Клавдия опустила взгляд на свои босоножки и грустно покачала головой.
— Вот этого Катя и боялась, — сказала она, тяжело дыша.
— Чего?
— Тебя! — Слегка отодвинувшись на дубовом стуле, как бы отстраняясь от дышащего ей в лицо Лавра, женщина поднялась на ноги. Ростом Клавдия была приблизительно равной с Лавриковым.
— Зачем меня бояться? — Законник отступил на пару шагов назад. — Я — не Кащей.
— Боялась, что из-за уголовных ваших законов мерзких ты ребенка погубить можешь. — Слова Клавдии были хлесткими, зычными, как удары молота о наковальню. Она возвращала себе свой привычный апломб, прекрасно осознав, насколько глупым и несуразным было ее решение явиться в этот дом. На человечность рассчитывала! Смешно! А вот сейчас терять уже было нечего. Хоть выговориться есть возможность. Благо дело собеседник тот, который нужен. — И пацану ни звука не говорила. Мысли даже не было тебе объявиться.
— Значит, у нее, у соблазненной и покинутой, не было, — грубо перебил ее словоизлияния Лавр. — А ты — объявилась?
— И я бы не пошла ни за что, — твердо заявила женщина. — Только Федечка — гений. А его в университет не приняли — с проходным баллом, но без папы-мамы. Двести долларов в месяц требуют за подготовительные курсы. Куда ни плюнь — мафия везде!
На мгновение Лавру показалось, что Клавдия действительно собирается плюнуть на кафельные полы его личных апартаментов.
— Двести — это проблема? — Авторитет в изумлении рельефно изогнул левую бровь и выудил-таки сигарету изо рта.
Клавдия горько усмехнулась. Она прекрасно понимала, что у нее самой и сидящего перед ней состоятельного мужчины абсолютно разные представления о больших и маленьких суммах. То, что она считала двести долларов баснословной суммой, обладать которой было чем-то из области ненаучной фантастики, вовсе не означало это для Лавра. Федор Павлович, по представлениям Розгиной, мог и за день столько тратить на вещи совершенно ненужные. Женщина непроизвольно уставила рассеянный взгляд в собственные коленки и неизвестно зачем одернула скромненькое ситцевое платьице, приобретенное бог знает в каком году.
— Где мне их взять, когда вся зарплата наполовину меньше тянет?! — с грустной иронией по отношению к самой себе сказала она. — И ребенка кормить надо растущего, и компьютер его жрет денег о-го-го.

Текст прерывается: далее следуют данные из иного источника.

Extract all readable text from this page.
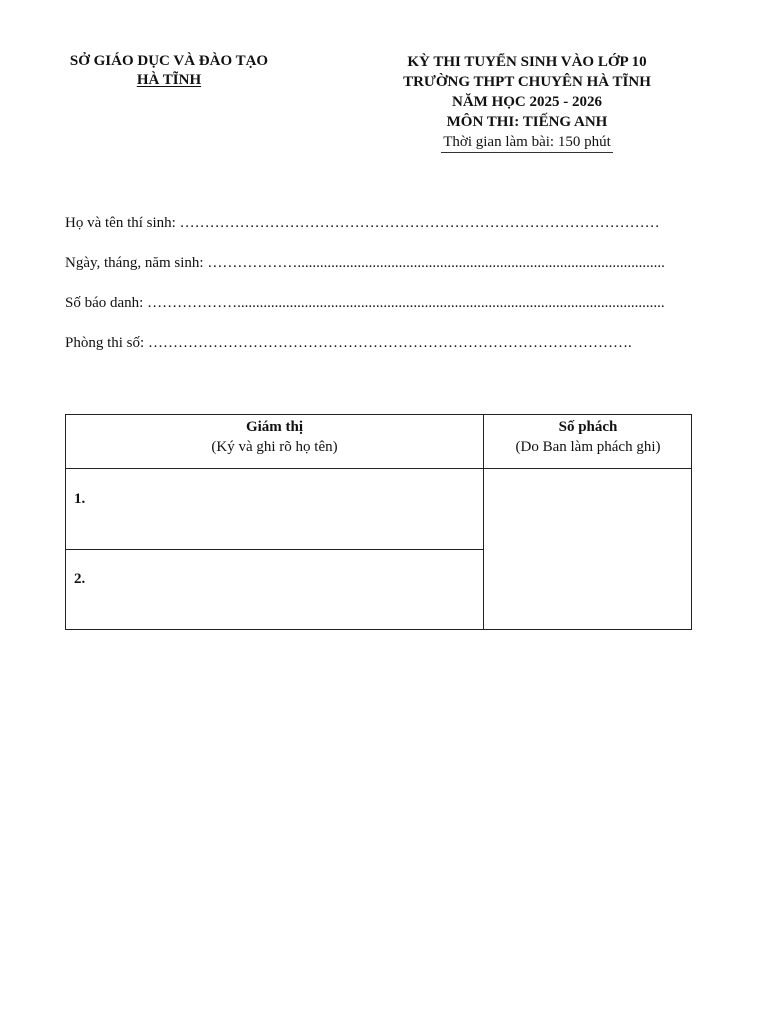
SỞ GIÁO DỤC VÀ ĐÀO TẠO
HÀ TĨNH
KỲ THI TUYỂN SINH VÀO LỚP 10
TRƯỜNG THPT CHUYÊN HÀ TĨNH
NĂM HỌC 2025 - 2026
MÔN THI: TIẾNG ANH
Thời gian làm bài: 150 phút
Họ và tên thí sinh: ……………………………………………………………………………………
Ngày, tháng, năm sinh: ………………..................................................................................................
Số báo danh: ………………..................................................................................................................
Phòng thi số: …………………………………………………………………………………….
Giám thị
(Ký và ghi rõ họ tên)
Số phách
(Do Ban làm phách ghi)
1.
2.
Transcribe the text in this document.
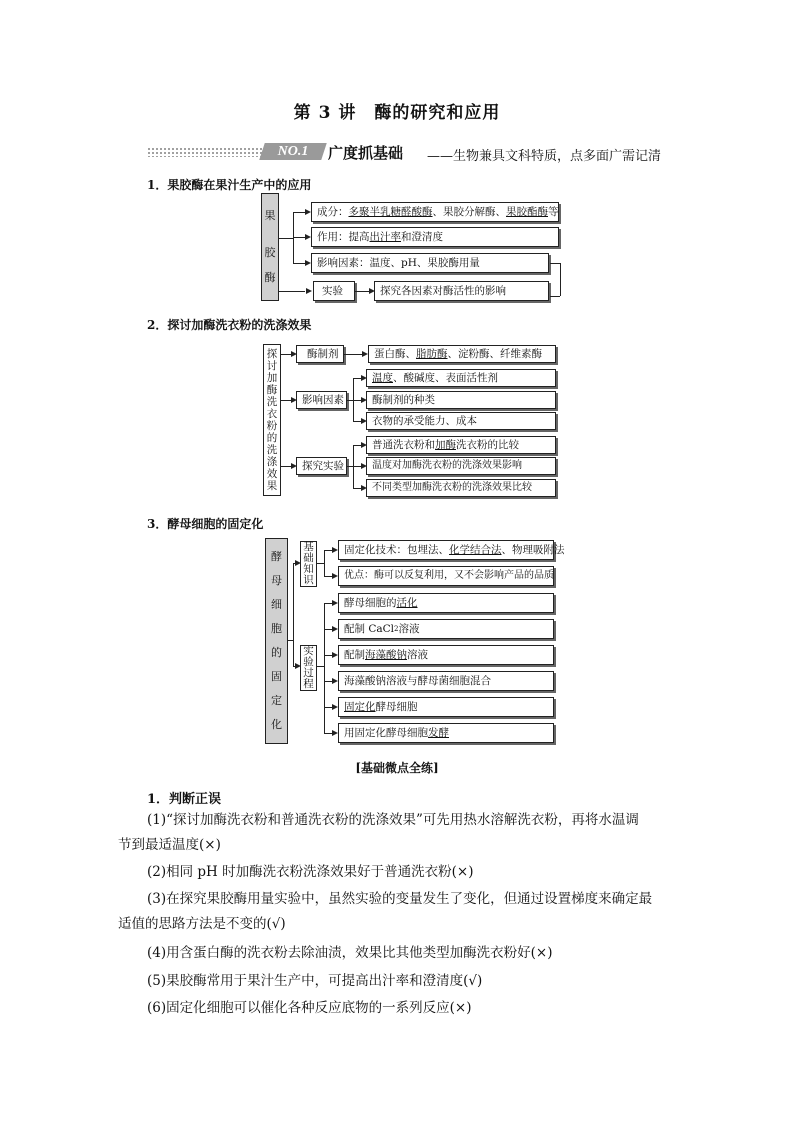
第 3 讲　酶的研究和应用
NO.1	广度抓基础 ——生物兼具文科特质，点多面广需记清
1．果胶酶在果汁生产中的应用
果

胶
酶
成分： 多聚半乳糖醛酸酶 、果胶分解酶、 果胶酯酶 等
作用：提高 出汁率 和澄清度
影响因素：温度、pH、果胶酶用量
实验	探究各因素对酶活性的影响
2．探讨加酶洗衣粉的洗涤效果
探
讨
加
酶
洗
衣
粉
的
洗
涤
效
果
酶制剂
影响因素
探究实验
蛋白酶、 脂肪酶 、淀粉酶、纤维素酶
温度 、酸碱度、表面活性剂
酶制剂的种类
衣物的承受能力、成本
普通洗衣粉和 加酶 洗衣粉的比较
温度对加酶洗衣粉的洗涤效果影响
不同类型加酶洗衣粉的洗涤效果比较
3．酵母细胞的固定化
酵
母
细
胞
的
固
定
化
基
础
知
识
实
验
过
程
固定化技术：包埋法、 化学结合法 、物理吸附法
优点：酶可以反复利用，又不会影响产品的品质
酵母细胞的 活化
配制 CaCl 2 溶液
配制 海藻酸钠 溶液
海藻酸钠溶液与酵母菌细胞混合
固定化 酵母细胞
用固定化酵母细胞 发酵
[基础微点全练]
1．判断正误
(1)“探讨加酶洗衣粉和普通洗衣粉的洗涤效果”可先用热水溶解洗衣粉，再将水温调
节到最适温度(×)
(2)相同 pH 时加酶洗衣粉洗涤效果好于普通洗衣粉(×)
(3)在探究果胶酶用量实验中，虽然实验的变量发生了变化，但通过设置梯度来确定最
适值的思路方法是不变的(√)
(4)用含蛋白酶的洗衣粉去除油渍，效果比其他类型加酶洗衣粉好(×)
(5)果胶酶常用于果汁生产中，可提高出汁率和澄清度(√)
(6)固定化细胞可以催化各种反应底物的一系列反应(×)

Лавриков неожиданно встрепенулся и, вернувшись на мгновение к пепельнице, загасил свою сигарету, выкурив ее, наверное, меньше чем наполовину. Цепким пристальным взором окинул он сконфуженное лицо дамы, пожаловавшей в гости без приглашения.
— Компьютер, говоришь? — Впервые за время длительной беседы в голосе Федора Павловича появился живой интерес.
— Компьютер… Ладно. — Клавдия махнула рукой и, резко развернувшись, направилась к выходу. — По ухмылочке вижу, зря я это придумала — просить. Прав ты. — Ее огромная ладонь решительно легла на дверную ручку. — Прочерк, он и есть прочерк.
Но в душе Лавра уже что-то перемкнуло, если так можно выразиться.
— Погоди. — Авторитет догнал ее и перехватил уже опустившуюся вниз кисть. — Не прыгай. Фотка где?
— У тебя на столе, — пожала плечами Розгина. — Забыл?
— Нет, не та. — Лавр вернулся к своему рабочему столу, схватил снимок и уже вместе с ним приблизился к Клавдии. — Эту забери. Пацана. И телефон домашний.
— Домашний тебе ни к чему. — Расстановка сил поменялась, и женщина уже не чувствовала в себе былой неуверенности. Атмосфера богато обставленного помещения перестала действовать на Клавдию угнетающе. Да и неожиданно изменившееся поведение хозяина апартаментов сыграло свою роль. Розгина даже позволила себе подбочениться и гордо вскинуть голову. — Дома нам помощи не нужно. Вот я институт написала, факультет экономический. — Она забрала из рук Лавра курортную фотографию, на которой криминальный авторитет был изображен в обнимку с ее родной сестрой, а вместо нее вложила в ладонь вора сложенный вчетверо тетрадный лист. — Захочешь с учебой помочь — хорошо. Нет — Бог тебе судья.
Но перечить Федору Павловичу, диктовать и навязывать правила игры оказалось не так-то просто. Уже в следующую секунду рука женщины оказалась в плену его цепких сухощавых пальцев.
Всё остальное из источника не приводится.